The DefensePod sensor configuration is more compact than Kodiak’s on-road SensorPods due to the unique needs of the environment and the vehicles. (Kodiak Robotics)
Is it easier, in some ways, not having to account as much for other vehicles, pedestrians and traffic scenarios?

Creating a safe autonomous driving system is challenging, regardless if it’s on- or off-road. Both use cases come with their own challenges, and the autonomous system must be developed to operate effectively in the harsh environments in which it will be deployed. For example, defense use cases require operations in scenarios where the vehicle doesn’t have a clear path or paved road to follow.

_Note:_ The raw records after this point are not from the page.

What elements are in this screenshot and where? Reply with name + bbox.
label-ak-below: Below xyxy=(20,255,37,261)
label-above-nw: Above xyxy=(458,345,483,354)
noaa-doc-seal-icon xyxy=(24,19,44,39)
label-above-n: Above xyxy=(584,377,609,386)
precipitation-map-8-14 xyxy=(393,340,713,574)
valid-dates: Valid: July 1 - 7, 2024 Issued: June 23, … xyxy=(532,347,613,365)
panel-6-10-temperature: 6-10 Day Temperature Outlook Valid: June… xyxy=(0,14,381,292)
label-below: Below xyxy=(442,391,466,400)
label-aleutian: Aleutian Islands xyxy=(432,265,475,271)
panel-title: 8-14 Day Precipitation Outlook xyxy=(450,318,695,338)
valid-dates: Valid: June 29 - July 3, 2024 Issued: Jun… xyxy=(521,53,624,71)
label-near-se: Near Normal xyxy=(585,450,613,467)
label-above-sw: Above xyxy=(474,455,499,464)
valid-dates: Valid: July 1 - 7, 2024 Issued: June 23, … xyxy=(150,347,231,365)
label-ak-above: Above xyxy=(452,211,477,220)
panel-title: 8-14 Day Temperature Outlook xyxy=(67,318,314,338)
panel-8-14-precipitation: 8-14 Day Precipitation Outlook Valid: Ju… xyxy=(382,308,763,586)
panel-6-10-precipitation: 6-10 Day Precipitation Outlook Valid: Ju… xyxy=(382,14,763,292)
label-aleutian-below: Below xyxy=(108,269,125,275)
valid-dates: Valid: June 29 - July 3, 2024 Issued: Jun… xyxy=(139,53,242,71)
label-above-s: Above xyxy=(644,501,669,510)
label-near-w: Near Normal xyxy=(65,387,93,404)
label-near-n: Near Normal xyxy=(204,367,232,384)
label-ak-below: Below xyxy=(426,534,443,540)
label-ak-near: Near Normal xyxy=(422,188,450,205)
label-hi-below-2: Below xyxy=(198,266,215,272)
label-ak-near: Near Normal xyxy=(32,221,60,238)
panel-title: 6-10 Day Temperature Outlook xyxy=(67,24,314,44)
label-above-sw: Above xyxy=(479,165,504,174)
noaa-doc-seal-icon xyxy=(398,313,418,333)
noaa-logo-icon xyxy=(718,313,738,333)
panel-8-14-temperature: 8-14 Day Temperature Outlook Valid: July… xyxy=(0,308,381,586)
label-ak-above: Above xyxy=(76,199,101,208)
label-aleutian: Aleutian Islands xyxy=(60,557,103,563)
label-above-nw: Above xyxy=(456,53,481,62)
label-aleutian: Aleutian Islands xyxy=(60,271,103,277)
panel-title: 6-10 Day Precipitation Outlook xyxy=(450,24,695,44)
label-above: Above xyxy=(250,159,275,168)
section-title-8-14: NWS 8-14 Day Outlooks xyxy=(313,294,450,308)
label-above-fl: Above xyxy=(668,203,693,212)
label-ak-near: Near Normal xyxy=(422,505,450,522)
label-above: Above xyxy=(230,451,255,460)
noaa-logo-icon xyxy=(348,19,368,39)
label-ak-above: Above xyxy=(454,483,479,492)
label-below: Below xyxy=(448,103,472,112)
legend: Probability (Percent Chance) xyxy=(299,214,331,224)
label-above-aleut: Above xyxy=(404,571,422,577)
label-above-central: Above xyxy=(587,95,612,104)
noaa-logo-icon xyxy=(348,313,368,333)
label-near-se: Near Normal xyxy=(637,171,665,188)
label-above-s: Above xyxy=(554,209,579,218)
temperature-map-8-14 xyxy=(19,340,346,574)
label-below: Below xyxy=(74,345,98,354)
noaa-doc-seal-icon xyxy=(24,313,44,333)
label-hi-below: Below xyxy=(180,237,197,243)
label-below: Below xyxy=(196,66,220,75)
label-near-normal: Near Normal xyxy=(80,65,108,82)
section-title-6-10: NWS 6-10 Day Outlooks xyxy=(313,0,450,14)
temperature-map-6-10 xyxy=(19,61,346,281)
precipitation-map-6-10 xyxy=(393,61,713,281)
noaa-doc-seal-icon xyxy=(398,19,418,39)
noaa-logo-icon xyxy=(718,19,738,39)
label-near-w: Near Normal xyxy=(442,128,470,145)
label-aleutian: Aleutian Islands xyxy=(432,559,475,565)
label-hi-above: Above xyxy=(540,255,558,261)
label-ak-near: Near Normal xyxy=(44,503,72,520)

While there are fewer pedestrians, you need to account for different challenges, such as oncoming traffic on single-lane roads, tree trunks in grassy areas, or large crevices.

Defense-focused vehicles must still be able to operate safely around other vehicles and pedestrians, Wendel said, so in many ways these requirements are similar to what Kodiak sees in trucking. (Kodiak Robotics)

They may also need to operate in environments they have never encountered before, without pre-built maps. Also, dirt road and off-road driving is much harder on autonomous hardware, so the defense use case requires more robust hardware. Finally, defense-focused vehicles must still be able to operate safely around other vehicles and pedestrians – so in many ways these requirements are similar to what we see in trucking.

How are the DefensePods different from your SensorPods for commercial vehicles?

DefensePods are an adapted version of our modular, swappable SensorPods, designed for military use. Like SensorPods, DefensePods are pre-calibrated, pre-built hardware enclosures that include the sensors necessary for autonomous driving. A technician without specialized training can swap out a DefensePod in the field in 10 minutes or less.

The DefensePod sensor configuration is more compact than our on-road SensorPods, given the unique needs of the environment and the vehicles. Additionally, for our trucking product, the SensorPods contain mirrors for human drivers – in contrast, DefensePods are standalone without mirrors. The DefensePods also have a slightly different number of sensors than the newest versions of the SensorPods.

What did Kodiak learn from the F-150 military vehicle that can be applied to this new program with Textron?

The F-150 we developed for the DoD was a prototype, and it allowed us to modularize the autonomous vehicle software and hardware to be compatible with a variety of different vehicles. The F-150s allow us to test and develop autonomous vehicle technology in rugged environments that differ significantly from our commercial-trucking use case. The learnings from that project will certainly be carried through to this collaboration.

How promising is the military ground-vehicle market for autonomous systems?

The market opportunity for military applications is immense. Over the coming decades, the DoD plans to grow its ground vehicle inventory and, at scale, almost all new tactical vehicles will be equipped with autonomy.

Both the DoD and Congress see a tremendous potential for commercial developers to bring cutting-edge autonomous technology to the U.S. military. The 2024 National Defense Authorization Act included language that demonstrates congressional support for further integrating commercial technology developers into the DoD’s autonomous-technology acquisition strategies.